The writer is an FT contributing editor and global chief economist at Kroll
Greek prime minister Kyriakos Mitsotakis is focused on returning his country to investment grade status. Greece has made enormous progress since it was forced into a series of financial bailouts beginning in 2010. But regaining investment grade will require more than the primary surplus the government hopes to achieve this year. Greece must also show it has strong institutions and an independent judiciary, and that means ending the unfounded persecution of Andreas Georgiou.
Georgiou was recruited from the IMF by a new Greek government in 2010 to establish a truly independent statistics agency adhering to EU statistical standards. According to Eurostat, the European statistics agency, the European Statistical Governance Advisory Board and the International Statistical Institute, he did a great job.
The government that followed rewarded him with felony charges, alleging he inflated Greece’s 2009 budget deficit and debt statistics to push the country into an international bailout. After several trials and appeals, Georgiou was finally acquitted of the main charges in 2019. But he continues to face two related cases.
The first is a criminal investigation for not submitting Greece’s revised 2009 fiscal statistics to a vote by the statistical agency’s board before releasing it. Georgiou instead adhered to the European Statistics Code of Practice, according to which “the head of the statistical authority . . . ha[s] the sole responsibility for deciding on statistical methods, standards and procedures.” This case now sits with the European Court of Human Rights.
The second case is an investigation for “simple slander” brought by the former director of national accounts at Elstat, the Greek statistical agency. Georgiou issued a press release in 2014 defending his accounting and distinguishing it from the previous statistics produced by Elstat. The facts are not in dispute. But in Greece one can be personally liable for saying something that is true but damages someone’s reputation. There was an open hearing on this case before the Greek Supreme Court last week, but a ruling won’t be made for several months.
These cases against Georgiou have been supported directly or indirectly by successive Greek governments. Mitsotakis’s New Democracy (ND) party was in power in 2009, and its politicians have found it convenient to lay blame on Georgiou for the state of the public finances at the time. The main opposition party, Syriza, has benefited from the divisions the ordeal has sown within ND and also between ND and Syriza’s other political opponent, Pasok.
From a purely macroeconomic perspective, Greece has reason to hope it will obtain investment grade status this year. The European Commission estimates the growth of the Greek economy is among the highest in the eurozone in 2022 and 2023. Last summer, the country exited all of its enhanced surveillance by EU creditors and repaid its debts to the IMF early.
But in addition to sustainable public finances and robust growth, Greece must also show it has strong and independent institutions. This includes a judiciary that is free from political interference. Judicial reform is part of the government’s pitch for money from the EU recovery fund, with a focus on investing in buildings, digitalisation, skills training and speeding up court proceedings. These reforms are all necessary, but do nothing to address a long history of political meddling.

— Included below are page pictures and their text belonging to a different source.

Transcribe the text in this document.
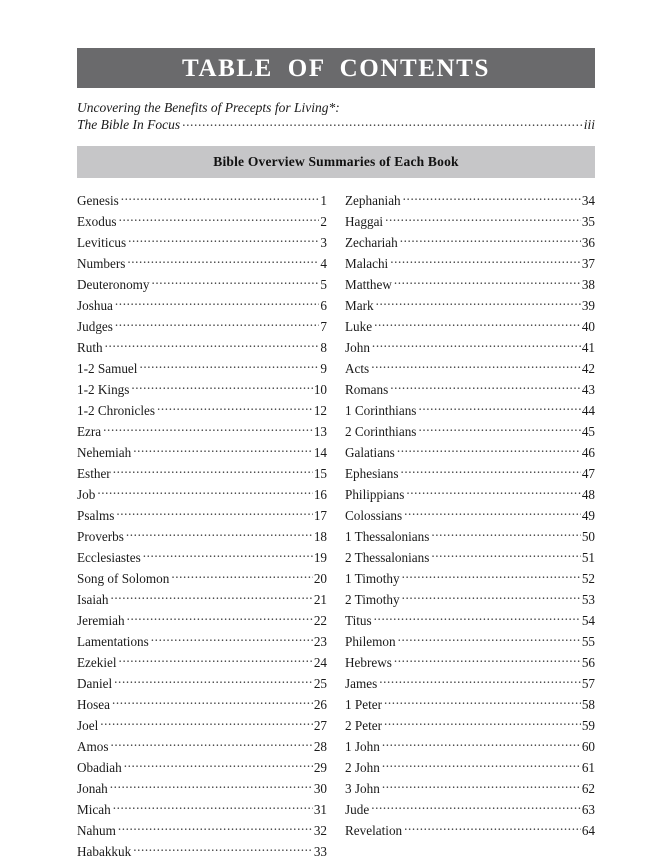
TABLE OF CONTENTS
Uncovering the Benefits of Precepts for Living*:
The Bible In Focus .....	iii
Bible Overview Summaries of Each Book
Genesis .....	1
Exodus .....	2
Leviticus .....	3
Numbers .....	4
Deuteronomy .....	5
Joshua .....	6
Judges .....	7
Ruth .....	8
1-2 Samuel .....	9
1-2 Kings .....	10
1-2 Chronicles .....	12
Ezra .....	13
Nehemiah .....	14
Esther .....	15
Job .....	16
Psalms .....	17
Proverbs .....	18
Ecclesiastes .....	19
Song of Solomon .....	20
Isaiah .....	21
Jeremiah .....	22
Lamentations .....	23
Ezekiel .....	24
Daniel .....	25
Hosea .....	26
Joel .....	27
Amos .....	28
Obadiah .....	29
Jonah .....	30
Micah .....	31
Nahum .....	32
Habakkuk .....	33
Zephaniah .....	34
Haggai .....	35
Zechariah .....	36
Malachi .....	37
Matthew .....	38
Mark .....	39
Luke .....	40
John .....	41
Acts .....	42
Romans .....	43
1 Corinthians .....	44
2 Corinthians .....	45
Galatians .....	46
Ephesians .....	47
Philippians .....	48
Colossians .....	49
1 Thessalonians .....	50
2 Thessalonians .....	51
1 Timothy .....	52
2 Timothy .....	53
Titus .....	54
Philemon .....	55
Hebrews .....	56
James .....	57
1 Peter .....	58
2 Peter .....	59
1 John .....	60
2 John .....	61
3 John .....	62
Jude .....	63
Revelation .....	64
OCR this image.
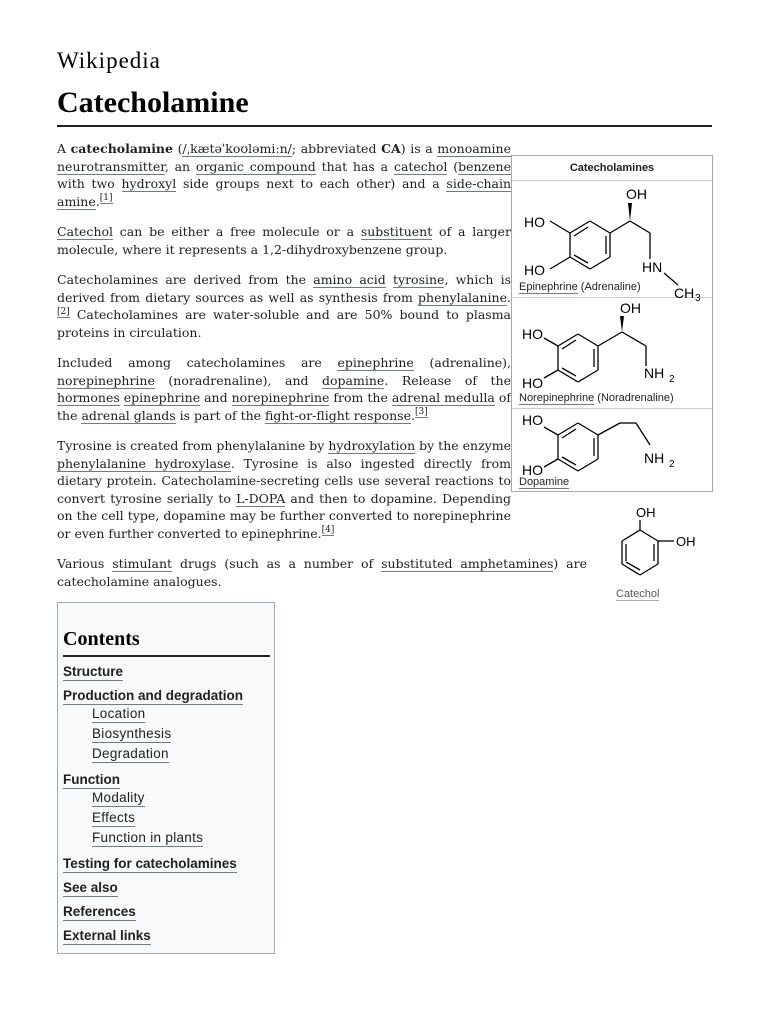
Wikipedia
Catecholamine

A catecholamine (/ˌkætəˈkoʊləmiːn/; abbreviated CA) is a monoamine neurotransmitter, an organic compound that has a catechol (benzene with two hydroxyl side groups next to each other) and a side-chain amine.[1]

Catechol can be either a free molecule or a substituent of a larger molecule, where it represents a 1,2-dihydroxybenzene group.

Catecholamines are derived from the amino acid tyrosine, which is derived from dietary sources as well as synthesis from phenylalanine.[2] Catecholamines are water-soluble and are 50% bound to plasma proteins in circulation.

Included among catecholamines are epinephrine (adrenaline), norepinephrine (noradrenaline), and dopamine. Release of the hormones epinephrine and norepinephrine from the adrenal medulla of the adrenal glands is part of the fight-or-flight response.[3]

Tyrosine is created from phenylalanine by hydroxylation by the enzyme phenylalanine hydroxylase. Tyrosine is also ingested directly from dietary protein. Catecholamine-secreting cells use several reactions to convert tyrosine serially to L-DOPA and then to dopamine. Depending on the cell type, dopamine may be further converted to norepinephrine or even further converted to epinephrine.[4]

Various stimulant drugs (such as a number of substituted amphetamines) are catecholamine analogues.

Catecholamines
OH
HO
HO	HN
CH 3
Epinephrine (Adrenaline)
OH
HO
HO
NH 2
Norepinephrine (Noradrenaline)
HO
HO
NH 2
Dopamine
OH
OH
Catechol
Contents
Structure
Production and degradation
Location
Biosynthesis
Degradation
Function
Modality
Effects
Function in plants
Testing for catecholamines
See also
References
External links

Greece must also have a robust, independent statistics agency. Any successor to Georgiou might take note of his legal battles and think twice about standing up to domestic political pressures and implementing EU norms in statistical analysis and reporting. Good economic policy can only be made with good data.
There are severe knock-on effects for the EU as well. In November, the commission put forward a new proposal to revamp the EU’s fiscal rules before they are reimposed in 2024. This proposal is the starting point for a debate over the next few months. But there is no point in having fiscal rules, however well-designed, if member states do not enable their statisticians to measure effectively and independently the metrics on which they are based.
The prosecution and persecution of Georgiou will probably drag on for several more years. But there is more at stake than the plight of an individual statistician. Greece’s investment prospects and institutional strength, and the EU’s statistical credibility and governance structure, also hang in the balance.